Tuesday, November 14, 2006
By Patrick Seale
"The visit to Washington this week of Israel's Prime Minister Ehud Olmert will provide President George W. Bush with an opportunity to correct the catastrophic slide towards the abyss of America's policy in the Middle East.
But will Bush seize the chance? Can he, at this eleventh hour, summon up the intelligence, the will and the courage to change course? In spite of cataclysmic changes in the American political landscape, there is little ground for optimism.
But to correct American policy in the Middle East would require something like a political earthquake in both Washington and Israel - and there is no sign as yet of any such upheaval. The changes required are so radical as to seem both unrealistic and unrealisable. In both countries, hard-liners are still very much in charge.
In spite of this disastrous balance sheet, there is still no consensus in the US that the invasion and occupation were a colossal mistake which can only be corrected by a full withdrawal. Fanatical neocons, such as William Kristol, editor of the Weekly Standard, are even urging the US to send in still more troops!

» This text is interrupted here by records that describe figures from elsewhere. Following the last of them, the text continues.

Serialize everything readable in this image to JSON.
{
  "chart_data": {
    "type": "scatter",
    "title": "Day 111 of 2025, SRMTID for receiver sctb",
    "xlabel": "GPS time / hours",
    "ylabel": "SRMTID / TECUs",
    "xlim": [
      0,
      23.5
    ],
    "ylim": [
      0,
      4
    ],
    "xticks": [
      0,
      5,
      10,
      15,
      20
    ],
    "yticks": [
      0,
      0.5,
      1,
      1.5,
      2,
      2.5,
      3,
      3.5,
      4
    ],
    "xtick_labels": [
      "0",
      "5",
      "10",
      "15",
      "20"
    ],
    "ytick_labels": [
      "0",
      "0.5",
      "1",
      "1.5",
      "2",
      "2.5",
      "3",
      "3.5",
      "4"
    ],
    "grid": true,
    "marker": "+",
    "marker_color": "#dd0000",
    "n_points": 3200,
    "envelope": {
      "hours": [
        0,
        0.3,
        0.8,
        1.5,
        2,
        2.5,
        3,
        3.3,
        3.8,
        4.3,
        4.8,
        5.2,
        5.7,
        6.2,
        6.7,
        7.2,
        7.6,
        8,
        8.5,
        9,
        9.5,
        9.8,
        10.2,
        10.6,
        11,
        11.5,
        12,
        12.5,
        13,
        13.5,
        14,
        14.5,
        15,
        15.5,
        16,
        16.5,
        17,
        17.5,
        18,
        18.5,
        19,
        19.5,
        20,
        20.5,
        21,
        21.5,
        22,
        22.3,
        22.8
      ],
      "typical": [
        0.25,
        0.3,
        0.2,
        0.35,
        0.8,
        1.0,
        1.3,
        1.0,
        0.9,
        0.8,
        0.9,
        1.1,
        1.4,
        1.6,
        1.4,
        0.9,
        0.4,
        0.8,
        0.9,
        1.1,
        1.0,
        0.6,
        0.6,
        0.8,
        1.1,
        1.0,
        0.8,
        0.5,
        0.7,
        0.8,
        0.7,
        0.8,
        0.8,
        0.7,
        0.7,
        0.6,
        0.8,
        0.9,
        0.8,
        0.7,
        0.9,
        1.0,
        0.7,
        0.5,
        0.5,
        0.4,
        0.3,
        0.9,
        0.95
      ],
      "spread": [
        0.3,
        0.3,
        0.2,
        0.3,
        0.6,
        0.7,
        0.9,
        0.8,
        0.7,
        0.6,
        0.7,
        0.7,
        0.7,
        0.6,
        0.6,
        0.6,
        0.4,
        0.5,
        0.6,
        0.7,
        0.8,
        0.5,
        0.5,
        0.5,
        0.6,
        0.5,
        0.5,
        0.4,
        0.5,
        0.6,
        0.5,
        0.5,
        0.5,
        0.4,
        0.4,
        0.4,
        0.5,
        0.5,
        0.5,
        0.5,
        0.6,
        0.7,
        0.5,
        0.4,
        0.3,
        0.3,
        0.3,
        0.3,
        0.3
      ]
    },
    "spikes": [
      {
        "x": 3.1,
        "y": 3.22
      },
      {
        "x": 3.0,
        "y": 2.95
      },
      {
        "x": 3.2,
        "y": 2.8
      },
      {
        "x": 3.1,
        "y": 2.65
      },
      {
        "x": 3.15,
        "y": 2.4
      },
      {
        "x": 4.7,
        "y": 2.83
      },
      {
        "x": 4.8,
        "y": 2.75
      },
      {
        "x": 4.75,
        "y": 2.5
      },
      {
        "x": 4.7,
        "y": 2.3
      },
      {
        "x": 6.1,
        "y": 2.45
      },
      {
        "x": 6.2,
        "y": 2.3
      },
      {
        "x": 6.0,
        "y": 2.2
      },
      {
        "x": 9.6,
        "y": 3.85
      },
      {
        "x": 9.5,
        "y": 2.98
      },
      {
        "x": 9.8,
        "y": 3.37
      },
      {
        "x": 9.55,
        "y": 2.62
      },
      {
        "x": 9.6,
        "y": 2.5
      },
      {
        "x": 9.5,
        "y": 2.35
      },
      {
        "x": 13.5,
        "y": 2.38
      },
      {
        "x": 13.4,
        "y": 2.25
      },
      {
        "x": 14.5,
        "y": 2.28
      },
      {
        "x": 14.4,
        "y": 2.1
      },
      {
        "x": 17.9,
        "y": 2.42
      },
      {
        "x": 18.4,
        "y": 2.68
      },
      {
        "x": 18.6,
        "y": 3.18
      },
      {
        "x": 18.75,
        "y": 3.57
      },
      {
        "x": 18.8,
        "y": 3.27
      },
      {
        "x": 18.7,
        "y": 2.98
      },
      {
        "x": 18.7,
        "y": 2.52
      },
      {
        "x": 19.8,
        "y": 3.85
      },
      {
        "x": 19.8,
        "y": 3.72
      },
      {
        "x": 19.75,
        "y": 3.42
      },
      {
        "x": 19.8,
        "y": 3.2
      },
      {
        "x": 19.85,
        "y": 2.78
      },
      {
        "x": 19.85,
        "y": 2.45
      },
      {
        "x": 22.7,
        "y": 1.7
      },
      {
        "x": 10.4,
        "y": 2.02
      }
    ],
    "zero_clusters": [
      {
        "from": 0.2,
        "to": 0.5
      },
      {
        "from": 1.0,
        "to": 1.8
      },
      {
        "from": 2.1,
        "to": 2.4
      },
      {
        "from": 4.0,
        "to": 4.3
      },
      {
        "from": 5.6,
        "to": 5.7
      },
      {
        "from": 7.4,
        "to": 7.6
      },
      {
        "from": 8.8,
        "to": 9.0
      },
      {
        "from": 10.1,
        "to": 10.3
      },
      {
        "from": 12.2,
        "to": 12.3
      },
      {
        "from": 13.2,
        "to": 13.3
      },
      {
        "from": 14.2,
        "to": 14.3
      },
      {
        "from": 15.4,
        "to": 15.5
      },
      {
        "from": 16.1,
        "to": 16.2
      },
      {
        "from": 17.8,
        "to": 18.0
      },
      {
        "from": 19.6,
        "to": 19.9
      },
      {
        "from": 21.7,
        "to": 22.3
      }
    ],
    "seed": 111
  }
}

Friends of Israel would no doubt argue that the smashing of a major Arab state has improved Israel's strategic environment by removing any threat from the East. But the price paid by America has been very high indeed and will continue to be paid for many years unless the United States recovers the independence of its Middle East policy.
As a preliminary measure, Bush would have to force Olmert to lift his cruel siege of the Palestinians in Gaza and on the West Bank and halt all activities to extend colonies. Bush has had many opportunities to do so over the past five years, but has fudged them all. Is it at all probable that he will now have a change of heart?
But nothing of the sort is likely to happen. On the contrary, Olmert has moved closer to the hard right by bringing an Arab-hating racist, Avigdor Lieberman, into his cabinet. Traumatised by its failure to crush Hezbollah during the 33-day Lebanon war this summer, Israel's current mood is to expand its army and seek still more weaponry in anticipation of a "second round", rather than to respond to the many Arab calls for peace talks."